Just Send Me Word: A True Story of Love and Survival in the Gulag
by Orlando Figes
Henry Holt, 2012. 329 pgs. Nonfiction.
Lev Mishchenko and Svetlana Ivanova met at university, fell in love, and might have gone on to marriage, a family, a happy life together, except that World War II intervened. Lev's days as a soldier were cut short when he was captured by the Germans. During his time in the Reich's prisoner of war camp he was asked to translate for the Germans. When he returned home, he was charged with treason and sent to the Pechora labor camp in the Arctic Gulag.
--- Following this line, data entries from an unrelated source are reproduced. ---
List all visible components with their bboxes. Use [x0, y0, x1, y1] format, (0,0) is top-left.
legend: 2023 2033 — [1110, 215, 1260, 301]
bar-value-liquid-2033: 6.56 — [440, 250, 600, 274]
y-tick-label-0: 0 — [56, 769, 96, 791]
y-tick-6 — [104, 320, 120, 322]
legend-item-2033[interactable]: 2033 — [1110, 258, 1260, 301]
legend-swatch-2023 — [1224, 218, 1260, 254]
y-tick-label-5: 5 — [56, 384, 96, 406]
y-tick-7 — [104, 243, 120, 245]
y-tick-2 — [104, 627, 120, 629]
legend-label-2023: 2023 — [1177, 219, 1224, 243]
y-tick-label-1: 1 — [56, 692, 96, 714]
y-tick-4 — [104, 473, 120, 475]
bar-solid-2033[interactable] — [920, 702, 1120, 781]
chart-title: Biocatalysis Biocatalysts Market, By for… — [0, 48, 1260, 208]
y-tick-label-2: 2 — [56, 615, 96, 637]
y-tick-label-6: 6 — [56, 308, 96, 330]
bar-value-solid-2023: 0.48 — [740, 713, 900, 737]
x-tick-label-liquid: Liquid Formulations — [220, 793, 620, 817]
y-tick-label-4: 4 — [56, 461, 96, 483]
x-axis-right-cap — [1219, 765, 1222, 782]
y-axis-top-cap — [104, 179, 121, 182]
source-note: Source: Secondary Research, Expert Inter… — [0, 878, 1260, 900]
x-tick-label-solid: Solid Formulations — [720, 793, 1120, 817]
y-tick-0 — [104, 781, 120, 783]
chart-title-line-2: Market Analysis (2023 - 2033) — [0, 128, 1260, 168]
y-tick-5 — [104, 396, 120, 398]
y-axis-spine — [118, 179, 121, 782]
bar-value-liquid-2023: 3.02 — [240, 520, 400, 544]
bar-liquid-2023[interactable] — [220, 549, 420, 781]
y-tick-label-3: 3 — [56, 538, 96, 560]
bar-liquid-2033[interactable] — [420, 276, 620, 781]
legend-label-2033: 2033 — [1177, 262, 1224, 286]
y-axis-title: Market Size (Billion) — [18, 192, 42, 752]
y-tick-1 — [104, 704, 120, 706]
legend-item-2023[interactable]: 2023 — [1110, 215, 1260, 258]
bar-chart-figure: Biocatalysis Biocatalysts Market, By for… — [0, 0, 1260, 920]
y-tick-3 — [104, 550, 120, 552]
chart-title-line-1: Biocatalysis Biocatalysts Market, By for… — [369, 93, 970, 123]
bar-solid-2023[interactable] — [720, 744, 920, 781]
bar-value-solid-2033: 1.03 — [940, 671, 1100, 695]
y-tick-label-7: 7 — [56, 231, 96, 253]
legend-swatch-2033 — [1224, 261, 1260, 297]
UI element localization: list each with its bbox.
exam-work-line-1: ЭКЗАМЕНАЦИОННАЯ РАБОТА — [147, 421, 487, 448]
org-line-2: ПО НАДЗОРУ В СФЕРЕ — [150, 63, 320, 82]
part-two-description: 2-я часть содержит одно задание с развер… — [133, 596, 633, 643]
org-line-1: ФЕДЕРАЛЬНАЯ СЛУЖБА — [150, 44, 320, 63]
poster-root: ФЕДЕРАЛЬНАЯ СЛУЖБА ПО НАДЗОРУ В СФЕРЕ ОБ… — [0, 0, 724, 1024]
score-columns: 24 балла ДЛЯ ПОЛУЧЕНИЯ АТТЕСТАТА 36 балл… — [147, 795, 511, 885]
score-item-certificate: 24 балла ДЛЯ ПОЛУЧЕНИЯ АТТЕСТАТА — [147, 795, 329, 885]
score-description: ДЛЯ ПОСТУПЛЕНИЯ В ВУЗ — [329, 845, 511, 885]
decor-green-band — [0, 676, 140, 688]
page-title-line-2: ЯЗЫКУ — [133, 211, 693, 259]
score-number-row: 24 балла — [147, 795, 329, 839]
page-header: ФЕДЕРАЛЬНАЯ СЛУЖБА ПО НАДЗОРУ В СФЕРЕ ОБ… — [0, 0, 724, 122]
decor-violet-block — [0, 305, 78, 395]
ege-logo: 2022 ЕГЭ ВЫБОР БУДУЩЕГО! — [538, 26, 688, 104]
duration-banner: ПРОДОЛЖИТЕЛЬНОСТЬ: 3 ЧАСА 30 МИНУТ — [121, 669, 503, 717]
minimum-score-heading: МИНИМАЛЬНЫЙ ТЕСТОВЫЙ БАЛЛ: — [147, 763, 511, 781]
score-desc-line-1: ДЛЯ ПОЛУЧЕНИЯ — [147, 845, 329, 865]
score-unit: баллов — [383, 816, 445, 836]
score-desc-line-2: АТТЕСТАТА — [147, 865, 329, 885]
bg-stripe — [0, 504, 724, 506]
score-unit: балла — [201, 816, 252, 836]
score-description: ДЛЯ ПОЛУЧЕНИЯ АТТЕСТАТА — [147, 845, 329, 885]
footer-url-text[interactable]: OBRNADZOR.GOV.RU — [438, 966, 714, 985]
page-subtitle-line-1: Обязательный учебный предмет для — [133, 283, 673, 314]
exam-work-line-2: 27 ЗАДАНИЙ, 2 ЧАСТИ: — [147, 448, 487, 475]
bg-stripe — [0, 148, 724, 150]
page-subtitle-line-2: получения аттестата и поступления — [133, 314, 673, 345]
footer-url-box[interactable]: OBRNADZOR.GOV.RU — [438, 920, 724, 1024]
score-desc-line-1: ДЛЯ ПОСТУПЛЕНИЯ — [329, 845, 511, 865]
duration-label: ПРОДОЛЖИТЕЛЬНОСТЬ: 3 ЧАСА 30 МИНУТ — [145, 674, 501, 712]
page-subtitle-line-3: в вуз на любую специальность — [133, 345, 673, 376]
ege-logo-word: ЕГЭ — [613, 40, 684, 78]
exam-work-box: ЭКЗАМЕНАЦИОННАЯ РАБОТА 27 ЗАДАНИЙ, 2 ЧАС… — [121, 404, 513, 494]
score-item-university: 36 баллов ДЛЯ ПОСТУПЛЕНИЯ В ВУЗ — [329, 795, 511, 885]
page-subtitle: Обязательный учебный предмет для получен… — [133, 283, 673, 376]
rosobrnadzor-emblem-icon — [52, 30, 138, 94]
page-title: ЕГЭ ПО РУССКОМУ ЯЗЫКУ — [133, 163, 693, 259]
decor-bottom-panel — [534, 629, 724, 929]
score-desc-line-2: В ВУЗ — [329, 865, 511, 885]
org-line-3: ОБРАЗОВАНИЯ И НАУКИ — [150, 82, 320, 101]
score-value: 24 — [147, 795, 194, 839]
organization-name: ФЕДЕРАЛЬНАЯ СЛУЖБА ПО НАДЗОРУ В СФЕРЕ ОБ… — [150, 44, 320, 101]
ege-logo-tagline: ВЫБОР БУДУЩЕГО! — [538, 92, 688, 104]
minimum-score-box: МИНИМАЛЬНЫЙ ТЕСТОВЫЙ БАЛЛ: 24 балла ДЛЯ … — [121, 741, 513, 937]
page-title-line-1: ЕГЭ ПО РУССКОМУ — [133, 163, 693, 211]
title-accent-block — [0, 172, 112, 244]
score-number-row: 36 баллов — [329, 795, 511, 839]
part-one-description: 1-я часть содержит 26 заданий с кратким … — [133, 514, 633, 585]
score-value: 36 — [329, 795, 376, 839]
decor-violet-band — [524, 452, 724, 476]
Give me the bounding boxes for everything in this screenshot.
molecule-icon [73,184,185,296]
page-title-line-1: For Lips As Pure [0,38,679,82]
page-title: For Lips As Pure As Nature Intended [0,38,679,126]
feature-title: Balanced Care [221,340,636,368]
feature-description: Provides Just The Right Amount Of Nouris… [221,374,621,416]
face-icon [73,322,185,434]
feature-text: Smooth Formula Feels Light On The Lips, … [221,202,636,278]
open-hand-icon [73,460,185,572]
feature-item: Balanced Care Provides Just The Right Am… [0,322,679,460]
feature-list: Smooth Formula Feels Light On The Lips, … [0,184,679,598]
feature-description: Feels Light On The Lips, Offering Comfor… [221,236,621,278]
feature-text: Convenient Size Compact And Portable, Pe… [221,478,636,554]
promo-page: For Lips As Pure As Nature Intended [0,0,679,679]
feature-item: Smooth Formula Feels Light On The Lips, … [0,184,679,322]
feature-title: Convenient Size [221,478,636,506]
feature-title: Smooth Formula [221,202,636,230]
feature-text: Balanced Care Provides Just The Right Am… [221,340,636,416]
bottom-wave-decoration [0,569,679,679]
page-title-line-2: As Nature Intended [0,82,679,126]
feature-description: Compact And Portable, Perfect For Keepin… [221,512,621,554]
Five years after Lev had last seen Sveta, he received a letter from her, beginning a remarkable correspondence that is not only the only known real-time record of life in Stalin's labor camps, but forms the basis of an extraordinary story of love and loyalty. From 1946 to 1954, 1500 letters passed between the two, thanks to the kindly interventions of Lev's friends in and near the prison camps. Sveta even managed short and perilous visits, taking unauthorized extensions to work tours to visit Pechora for a few hours of guard-supervised time with Lev. Just Send Me Word is a beautiful, terrible narrative of two people desperately in love with each other but kept apart by the cruelties of their time and place in the world. During Lev's darkest days, he sees in a dream, or a vision himself turning to look behind him, where he sees Sveta dressed in white, kneeling to help a young girl with her dress. Four times he has the dream and at long last, it comes true.